VILLAGES and fast through traffic are not a good combination. So over 50 parish councils across North Yorkshire have signed up for a campaign called 20 is Plenty. They believe that, in their rural communities, low speeds should be the norm.

Those parish councillors put a great deal of unpaid time in to work on behalf of their village. They, and those they represent, might reasonably expect North Yorkshire Highways to take their views seriously and to work closely with them to try and reduce traffic speeds and improve controls.

Instead, North Yorkshire Country Council has dismissed their concerns and taken the view that it can only implement speed limits where driving conditions mean that drivers will already be inclined to drive at a slow pace.

This is a bizarre argument. If traffic was naturally going to drive slowly then no controls would be needed. If traffic speeds then we shouldn’t just shrug our shoulders. We need to keep people safe by slowing down that traffic. That means enforcing rules the way we currently do on motorways and in 30mph areas..

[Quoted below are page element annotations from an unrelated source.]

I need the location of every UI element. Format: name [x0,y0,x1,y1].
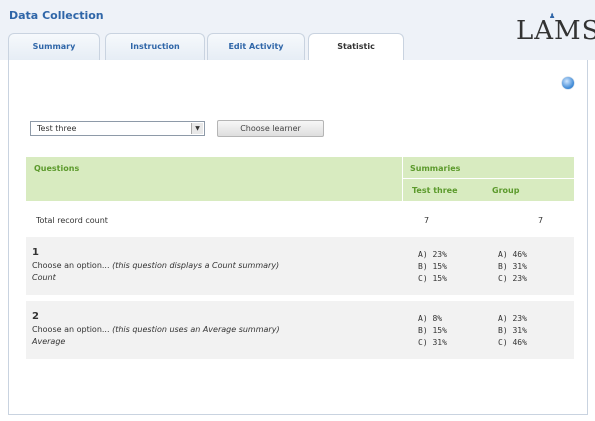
question-text-main: Choose an option... [32,325,110,334]
learner-select[interactable]: Test three ▼ [30,121,205,136]
total-count-label: Total record count [36,216,108,225]
choose-learner-button[interactable]: Choose learner [217,120,324,137]
group-column-header: Group [492,186,520,195]
question-type: Average [32,337,66,346]
tab-edit-activity[interactable]: Edit Activity [207,33,305,60]
questions-header: Questions [34,164,80,173]
logo-text: LAMS [516,16,595,46]
question-row-2: 2 Choose an option... (this question use… [26,301,574,359]
header-divider [402,178,574,179]
group-summary: A) 23% B) 31% C) 46% [498,314,527,347]
question-row-1: 1 Choose an option... (this question dis… [26,237,574,295]
group-summary: A) 46% B) 31% C) 23% [498,250,527,283]
learner-summary: A) 23% B) 15% C) 15% [418,250,447,283]
table-header-row: Questions Summaries [26,157,574,179]
tab-statistic[interactable]: Statistic [308,33,404,61]
logo-figure-icon: ♟ [549,12,557,20]
chevron-down-icon[interactable]: ▼ [191,123,203,134]
question-note: (this question displays a Count summary) [112,261,280,270]
total-count-group: 7 [538,216,544,225]
table-subheader-row: Test three Group [26,179,574,201]
app-title: Data Collection [9,9,104,22]
total-count-row: Total record count 7 7 [26,209,574,231]
learner-summary: A) 8% B) 15% C) 31% [418,314,447,347]
question-number: 1 [32,247,39,258]
app-header: Data Collection LAMS ♟ Summary Instructi… [0,0,595,61]
total-count-learner: 7 [424,216,430,225]
question-number: 2 [32,311,39,322]
header-column-divider [402,157,403,201]
tab-summary[interactable]: Summary [8,33,100,60]
question-text: Choose an option... (this question displ… [32,261,279,270]
learner-column-header: Test three [412,186,458,195]
summaries-header: Summaries [410,164,461,173]
question-text-main: Choose an option... [32,261,110,270]
help-icon[interactable] [562,77,574,89]
question-note: (this question uses an Average summary) [112,325,280,334]
question-text: Choose an option... (this question uses … [32,325,280,334]
learner-select-value: Test three [37,124,77,133]
question-type: Count [32,273,56,282]
tab-instruction[interactable]: Instruction [105,33,205,60]
lams-logo: LAMS ♟ [516,12,595,46]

North Yorkshire is one of the very few local authorities anywhere in the country that refuses to use fixed speed cameras. That means that dangerous stretches of road such as the A6068 through Cowling or the A65 through Hellifield are left with a constant flow of traffic thundering through at dangerous speeds. Instead of just shrugging shoulders and accepting that our council should be working to protect its residents.

If North Yorkshire County Council is so large and remote that it treats the concerns of Parish Councillors with such disrespect it does not bode well for the plans to create a new North Yorkshire Council that will be even harder for local communities to influence.